A Alice, felizmente, nasceu saudável, com 3,100 kg de coisas boas. Linda (sim, eu sei, sou um pai babado) e desde a primeira hora que parece uma mini fotocópia da mãe (resta-me esperar que tenha o feitio do pai). Muito tranquila, até a chorar era fofinha. Só tivemos um pequeno problema com ela. A coisa da amamentação foi, digamos assim, um processo complexo (felizmente ultrapassado). Sinto-me capaz de escrever um livro sobre isso, tantas foram as horas, tantas foram as tentativas, muitas delas com criatividade a transbordar (quase só faltou meter a Alice a mamar de cabeça para baixo). Neste processo e em quase todos os outros, relacionados com a gravidez, com o parto e com o pós-parto, a team do Hospital de Abrantes foi maravilhosa. Foram extremamente generosos e profissionais connosco. Juro que até fico como aquela música do Bonga (com uma lágrima no canto do olho), quando recordo tudo o que fizeram por nós durante a nossa estadia (de uma semana) no hospital. Os médicos foram muito bons e as auxiliares umas fofinhas, mas as enfermeiras merecem o destaque especial. Merecem o céu e levam a minha gratidão eterna. Tecnicamente, é relativamente “fácil” cumprir, mas lado o humano e a sensibilidade com nos tocaram acredito que não esteja ao alcance de todos. Muita gente torce o nariz (eu admito que também eu já o fiz, e até pensamos em ter a Alice no privado) ao hospital público, mas muitas vezes só quando passamos verdadeiramente pelas situações é que conseguimos dar o devido valor. Gosto da Alice de uma forma que não consigo adjectivar. Quero o melhor (do melhor) para ela. Não acredito que pudesse ter sido melhor tratada em outro lugar. Acho que este é o melhor elogio que a posso deixar à maternidade do Hospital de Abrantes. Se eu e a Liliana pensarmos no segundo filho, nem sequer existe espaço para pensar onde ele(a) irá nascer.
A Alice teve alta logo ao terceiro dia de vida, mas como as análises da mãe Liliana ainda não estavam no seu melhor, só voltámos os três para casa no final de uma semana. Foi muito bom e também doloroso. Voltar para casa, sozinho, sem as minhas meninas custou. Sempre que podia, durante essa semana, ia dar o banho à Alice às 9h30, depois ia almoçar, voltava às 14h e muitas vezes só saia do hospital por volta das 23h. Mas, como uma enfermeira dizia: “vocês já gostam muito da Alice, assim, na dificuldade ainda vão gostar mais”. Não sei se foi por isso. Acho que gostar mais é impossível.

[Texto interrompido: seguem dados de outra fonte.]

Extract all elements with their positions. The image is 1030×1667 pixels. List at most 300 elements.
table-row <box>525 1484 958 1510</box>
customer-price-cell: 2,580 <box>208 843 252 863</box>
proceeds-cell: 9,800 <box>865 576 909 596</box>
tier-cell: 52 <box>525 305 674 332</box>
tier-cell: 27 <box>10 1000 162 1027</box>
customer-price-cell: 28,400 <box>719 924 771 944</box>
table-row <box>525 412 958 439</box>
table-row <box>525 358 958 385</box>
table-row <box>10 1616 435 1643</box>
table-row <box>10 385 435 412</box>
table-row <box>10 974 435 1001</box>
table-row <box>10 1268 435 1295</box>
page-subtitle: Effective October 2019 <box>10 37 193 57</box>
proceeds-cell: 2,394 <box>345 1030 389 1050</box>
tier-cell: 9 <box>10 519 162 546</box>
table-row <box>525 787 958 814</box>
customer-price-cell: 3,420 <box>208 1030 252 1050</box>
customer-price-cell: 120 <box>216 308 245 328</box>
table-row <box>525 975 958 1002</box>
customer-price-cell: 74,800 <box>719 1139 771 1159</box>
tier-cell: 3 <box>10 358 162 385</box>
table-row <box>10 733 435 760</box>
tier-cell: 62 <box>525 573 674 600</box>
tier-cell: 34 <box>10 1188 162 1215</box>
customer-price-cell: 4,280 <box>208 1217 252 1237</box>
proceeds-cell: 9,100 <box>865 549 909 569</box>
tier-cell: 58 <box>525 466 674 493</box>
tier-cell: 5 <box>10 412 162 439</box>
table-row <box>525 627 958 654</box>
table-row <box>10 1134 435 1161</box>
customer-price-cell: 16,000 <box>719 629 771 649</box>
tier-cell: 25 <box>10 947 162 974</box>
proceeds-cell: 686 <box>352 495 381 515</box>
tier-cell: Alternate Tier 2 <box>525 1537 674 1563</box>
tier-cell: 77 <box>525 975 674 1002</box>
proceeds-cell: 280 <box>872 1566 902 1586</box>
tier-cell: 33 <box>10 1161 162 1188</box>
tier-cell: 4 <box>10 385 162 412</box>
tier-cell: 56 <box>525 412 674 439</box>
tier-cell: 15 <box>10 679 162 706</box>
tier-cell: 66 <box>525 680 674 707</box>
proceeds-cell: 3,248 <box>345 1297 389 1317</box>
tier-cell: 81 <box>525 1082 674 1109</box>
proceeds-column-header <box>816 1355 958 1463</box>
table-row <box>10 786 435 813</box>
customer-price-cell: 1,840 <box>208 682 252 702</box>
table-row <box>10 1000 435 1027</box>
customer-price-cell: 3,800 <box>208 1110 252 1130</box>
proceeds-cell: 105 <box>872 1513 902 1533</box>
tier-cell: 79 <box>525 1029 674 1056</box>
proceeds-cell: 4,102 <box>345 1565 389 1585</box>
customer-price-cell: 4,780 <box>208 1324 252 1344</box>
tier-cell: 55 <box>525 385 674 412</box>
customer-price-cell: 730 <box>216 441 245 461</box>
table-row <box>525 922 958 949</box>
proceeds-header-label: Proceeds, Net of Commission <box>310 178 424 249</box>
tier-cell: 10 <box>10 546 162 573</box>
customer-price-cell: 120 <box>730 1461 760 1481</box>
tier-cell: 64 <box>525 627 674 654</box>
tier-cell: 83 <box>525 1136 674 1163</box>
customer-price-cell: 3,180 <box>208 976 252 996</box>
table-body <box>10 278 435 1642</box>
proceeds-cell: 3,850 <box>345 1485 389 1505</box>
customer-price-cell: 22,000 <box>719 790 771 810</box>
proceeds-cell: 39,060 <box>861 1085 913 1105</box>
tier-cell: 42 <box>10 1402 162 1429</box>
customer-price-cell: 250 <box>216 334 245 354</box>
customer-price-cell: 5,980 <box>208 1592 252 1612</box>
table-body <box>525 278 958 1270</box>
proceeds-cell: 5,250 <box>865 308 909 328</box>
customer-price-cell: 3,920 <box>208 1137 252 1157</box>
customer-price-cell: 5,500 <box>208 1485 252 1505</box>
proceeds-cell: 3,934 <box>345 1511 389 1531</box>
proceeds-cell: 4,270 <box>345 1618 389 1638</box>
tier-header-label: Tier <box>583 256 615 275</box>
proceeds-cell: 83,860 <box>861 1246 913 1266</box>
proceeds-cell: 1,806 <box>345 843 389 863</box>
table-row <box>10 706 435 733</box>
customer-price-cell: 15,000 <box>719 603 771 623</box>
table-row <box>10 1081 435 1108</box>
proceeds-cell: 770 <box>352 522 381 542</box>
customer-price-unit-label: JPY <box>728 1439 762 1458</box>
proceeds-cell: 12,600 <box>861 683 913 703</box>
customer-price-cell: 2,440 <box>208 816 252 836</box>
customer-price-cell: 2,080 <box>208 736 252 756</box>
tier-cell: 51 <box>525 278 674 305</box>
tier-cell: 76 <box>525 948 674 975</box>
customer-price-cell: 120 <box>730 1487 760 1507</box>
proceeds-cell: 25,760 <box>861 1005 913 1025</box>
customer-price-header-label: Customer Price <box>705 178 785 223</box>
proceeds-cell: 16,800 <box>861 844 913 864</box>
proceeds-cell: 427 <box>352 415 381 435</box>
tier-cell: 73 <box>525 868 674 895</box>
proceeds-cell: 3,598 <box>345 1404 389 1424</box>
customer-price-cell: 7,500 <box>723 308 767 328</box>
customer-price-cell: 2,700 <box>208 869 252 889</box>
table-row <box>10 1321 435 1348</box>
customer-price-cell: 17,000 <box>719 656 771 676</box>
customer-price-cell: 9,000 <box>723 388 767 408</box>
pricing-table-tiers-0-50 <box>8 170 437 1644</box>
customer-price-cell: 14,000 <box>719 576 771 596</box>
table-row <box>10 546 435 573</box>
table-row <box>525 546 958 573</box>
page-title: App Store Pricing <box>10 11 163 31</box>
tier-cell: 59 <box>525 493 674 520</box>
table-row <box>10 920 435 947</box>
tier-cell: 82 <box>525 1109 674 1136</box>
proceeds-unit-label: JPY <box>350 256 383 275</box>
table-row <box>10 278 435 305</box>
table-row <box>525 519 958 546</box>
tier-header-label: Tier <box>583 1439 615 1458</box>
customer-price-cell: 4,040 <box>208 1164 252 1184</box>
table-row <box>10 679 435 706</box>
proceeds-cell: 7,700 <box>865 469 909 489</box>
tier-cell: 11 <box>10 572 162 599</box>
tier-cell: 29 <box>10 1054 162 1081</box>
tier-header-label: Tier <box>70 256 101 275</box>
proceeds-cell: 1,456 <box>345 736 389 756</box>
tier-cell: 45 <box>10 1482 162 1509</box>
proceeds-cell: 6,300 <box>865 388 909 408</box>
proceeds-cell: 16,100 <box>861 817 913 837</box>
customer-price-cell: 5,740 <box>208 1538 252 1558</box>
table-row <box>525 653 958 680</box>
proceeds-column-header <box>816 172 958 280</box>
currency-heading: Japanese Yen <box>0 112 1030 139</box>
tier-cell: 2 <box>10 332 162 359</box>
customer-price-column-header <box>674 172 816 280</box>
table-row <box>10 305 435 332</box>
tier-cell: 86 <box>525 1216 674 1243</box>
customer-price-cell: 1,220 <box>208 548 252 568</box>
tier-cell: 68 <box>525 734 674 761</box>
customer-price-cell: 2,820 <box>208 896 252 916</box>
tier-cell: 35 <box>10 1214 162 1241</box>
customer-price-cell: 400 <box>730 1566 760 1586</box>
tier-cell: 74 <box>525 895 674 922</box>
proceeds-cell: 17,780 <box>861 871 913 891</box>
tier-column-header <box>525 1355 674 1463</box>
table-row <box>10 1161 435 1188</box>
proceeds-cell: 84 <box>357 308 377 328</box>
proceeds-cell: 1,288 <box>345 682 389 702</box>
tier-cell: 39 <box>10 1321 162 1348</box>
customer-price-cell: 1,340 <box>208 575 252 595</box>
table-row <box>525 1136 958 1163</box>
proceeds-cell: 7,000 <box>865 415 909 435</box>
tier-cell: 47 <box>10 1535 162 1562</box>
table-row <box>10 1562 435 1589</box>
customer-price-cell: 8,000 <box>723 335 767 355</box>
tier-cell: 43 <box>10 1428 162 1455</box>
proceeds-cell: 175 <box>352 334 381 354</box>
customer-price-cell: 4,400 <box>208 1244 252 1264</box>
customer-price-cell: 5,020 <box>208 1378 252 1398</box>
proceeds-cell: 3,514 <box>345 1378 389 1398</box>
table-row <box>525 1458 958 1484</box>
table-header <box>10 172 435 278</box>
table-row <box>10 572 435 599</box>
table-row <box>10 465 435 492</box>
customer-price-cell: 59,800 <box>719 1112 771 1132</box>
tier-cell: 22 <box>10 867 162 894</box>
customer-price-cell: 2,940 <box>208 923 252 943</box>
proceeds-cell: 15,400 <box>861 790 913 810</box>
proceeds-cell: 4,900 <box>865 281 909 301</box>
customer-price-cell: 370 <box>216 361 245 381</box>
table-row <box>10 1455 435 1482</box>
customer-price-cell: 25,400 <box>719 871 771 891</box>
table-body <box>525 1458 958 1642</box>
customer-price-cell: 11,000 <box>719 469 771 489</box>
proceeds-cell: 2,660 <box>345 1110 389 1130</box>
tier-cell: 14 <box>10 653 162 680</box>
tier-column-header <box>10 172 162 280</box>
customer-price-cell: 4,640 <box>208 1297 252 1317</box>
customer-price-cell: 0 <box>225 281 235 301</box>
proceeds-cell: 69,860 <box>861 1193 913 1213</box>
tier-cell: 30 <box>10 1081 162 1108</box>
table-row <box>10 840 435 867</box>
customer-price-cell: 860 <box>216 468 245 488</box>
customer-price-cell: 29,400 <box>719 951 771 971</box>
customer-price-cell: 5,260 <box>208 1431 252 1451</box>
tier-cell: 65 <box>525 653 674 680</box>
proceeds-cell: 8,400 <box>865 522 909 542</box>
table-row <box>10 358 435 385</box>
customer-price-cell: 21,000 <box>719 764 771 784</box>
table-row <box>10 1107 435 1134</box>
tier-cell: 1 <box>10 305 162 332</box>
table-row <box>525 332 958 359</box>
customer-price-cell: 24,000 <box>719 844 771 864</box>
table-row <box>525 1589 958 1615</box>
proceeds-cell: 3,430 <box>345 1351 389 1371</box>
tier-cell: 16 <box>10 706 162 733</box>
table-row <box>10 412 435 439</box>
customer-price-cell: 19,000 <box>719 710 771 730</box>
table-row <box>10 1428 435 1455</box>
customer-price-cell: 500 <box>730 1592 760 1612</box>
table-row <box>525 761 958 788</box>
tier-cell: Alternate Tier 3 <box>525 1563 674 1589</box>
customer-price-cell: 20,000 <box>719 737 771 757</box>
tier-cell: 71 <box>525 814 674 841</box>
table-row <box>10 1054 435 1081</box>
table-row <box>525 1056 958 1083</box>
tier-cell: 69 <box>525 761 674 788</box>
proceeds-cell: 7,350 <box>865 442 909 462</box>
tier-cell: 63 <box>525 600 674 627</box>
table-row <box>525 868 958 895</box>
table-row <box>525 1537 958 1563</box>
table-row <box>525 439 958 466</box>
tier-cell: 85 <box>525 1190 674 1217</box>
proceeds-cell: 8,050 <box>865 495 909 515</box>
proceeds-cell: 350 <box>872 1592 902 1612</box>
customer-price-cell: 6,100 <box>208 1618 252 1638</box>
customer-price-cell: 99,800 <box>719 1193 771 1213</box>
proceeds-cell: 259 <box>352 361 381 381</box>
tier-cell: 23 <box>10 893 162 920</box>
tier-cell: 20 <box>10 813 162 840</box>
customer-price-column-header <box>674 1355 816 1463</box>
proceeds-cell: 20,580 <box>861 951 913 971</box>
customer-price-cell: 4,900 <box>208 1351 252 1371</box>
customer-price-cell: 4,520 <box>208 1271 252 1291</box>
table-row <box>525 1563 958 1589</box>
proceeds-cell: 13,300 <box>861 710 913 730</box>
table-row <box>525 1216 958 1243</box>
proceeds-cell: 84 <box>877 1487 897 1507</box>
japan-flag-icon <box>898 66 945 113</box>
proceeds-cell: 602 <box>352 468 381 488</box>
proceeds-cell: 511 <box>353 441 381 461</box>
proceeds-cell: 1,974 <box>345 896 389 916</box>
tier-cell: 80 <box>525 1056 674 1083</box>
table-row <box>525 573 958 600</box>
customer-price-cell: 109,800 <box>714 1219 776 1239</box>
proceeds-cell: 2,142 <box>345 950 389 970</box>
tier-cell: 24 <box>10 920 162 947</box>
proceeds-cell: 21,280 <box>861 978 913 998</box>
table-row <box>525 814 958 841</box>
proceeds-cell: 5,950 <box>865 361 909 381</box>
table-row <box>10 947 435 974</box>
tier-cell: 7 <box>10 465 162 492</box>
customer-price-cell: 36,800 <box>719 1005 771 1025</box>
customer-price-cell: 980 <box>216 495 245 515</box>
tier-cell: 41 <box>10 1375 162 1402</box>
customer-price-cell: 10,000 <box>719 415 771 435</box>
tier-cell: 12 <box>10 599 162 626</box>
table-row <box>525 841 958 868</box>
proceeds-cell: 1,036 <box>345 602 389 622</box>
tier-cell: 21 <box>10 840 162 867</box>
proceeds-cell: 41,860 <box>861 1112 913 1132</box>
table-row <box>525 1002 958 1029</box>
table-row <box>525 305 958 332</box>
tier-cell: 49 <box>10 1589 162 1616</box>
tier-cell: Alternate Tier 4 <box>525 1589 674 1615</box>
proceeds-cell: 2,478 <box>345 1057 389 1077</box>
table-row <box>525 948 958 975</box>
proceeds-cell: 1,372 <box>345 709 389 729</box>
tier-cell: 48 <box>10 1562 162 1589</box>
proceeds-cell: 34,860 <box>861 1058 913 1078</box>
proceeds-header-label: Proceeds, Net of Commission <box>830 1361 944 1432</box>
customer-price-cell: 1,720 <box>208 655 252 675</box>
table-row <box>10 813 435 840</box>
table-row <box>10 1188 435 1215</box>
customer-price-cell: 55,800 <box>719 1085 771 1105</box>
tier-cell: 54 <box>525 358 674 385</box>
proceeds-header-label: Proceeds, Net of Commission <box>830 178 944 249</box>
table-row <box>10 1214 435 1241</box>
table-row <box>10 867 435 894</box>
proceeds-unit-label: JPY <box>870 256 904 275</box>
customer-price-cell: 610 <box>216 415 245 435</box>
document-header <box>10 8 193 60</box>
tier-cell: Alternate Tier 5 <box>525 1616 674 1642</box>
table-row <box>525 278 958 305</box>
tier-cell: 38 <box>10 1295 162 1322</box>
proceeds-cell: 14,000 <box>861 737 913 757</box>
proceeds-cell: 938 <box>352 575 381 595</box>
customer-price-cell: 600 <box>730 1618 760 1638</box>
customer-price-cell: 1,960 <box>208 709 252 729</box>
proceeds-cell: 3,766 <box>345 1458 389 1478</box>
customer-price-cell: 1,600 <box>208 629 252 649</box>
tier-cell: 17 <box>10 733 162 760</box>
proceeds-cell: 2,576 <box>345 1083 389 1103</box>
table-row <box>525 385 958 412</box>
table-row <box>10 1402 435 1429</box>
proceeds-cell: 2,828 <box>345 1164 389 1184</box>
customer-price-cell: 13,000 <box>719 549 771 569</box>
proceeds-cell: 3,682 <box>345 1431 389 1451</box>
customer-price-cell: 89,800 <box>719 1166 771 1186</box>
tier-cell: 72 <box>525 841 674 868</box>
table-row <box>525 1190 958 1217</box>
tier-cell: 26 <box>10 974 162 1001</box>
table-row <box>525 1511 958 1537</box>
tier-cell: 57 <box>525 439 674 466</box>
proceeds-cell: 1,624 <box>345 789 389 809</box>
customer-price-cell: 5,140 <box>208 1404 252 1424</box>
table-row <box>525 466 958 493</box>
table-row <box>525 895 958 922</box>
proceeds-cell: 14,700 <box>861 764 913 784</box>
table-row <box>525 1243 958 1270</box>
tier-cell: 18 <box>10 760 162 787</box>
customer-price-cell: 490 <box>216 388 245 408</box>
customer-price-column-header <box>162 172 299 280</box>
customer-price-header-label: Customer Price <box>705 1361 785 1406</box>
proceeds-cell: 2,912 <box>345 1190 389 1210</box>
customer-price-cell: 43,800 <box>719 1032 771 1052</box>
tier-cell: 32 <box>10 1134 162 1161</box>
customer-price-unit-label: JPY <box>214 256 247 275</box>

Felizmente a mãe Liliana melhorou e ficou ainda mais bonita (sim, também me pareceu ser impossível, mas é verdade). No final de uma semana de pequenas separações voltámos os três para casa. Hoje a minha Alice já tem 15 dias e separar-me dela durante 1 hora é doloroso. Muitas vezes, antes da Alice nascer, disse que muitas vezes encontra-se a perfeição em pequenos momentos. Agora, para mim, essa afirmação ainda faz mais sentido. Basta ela estar a dormir no meu colo. Juro que, neste momento, nada me faz mais feliz.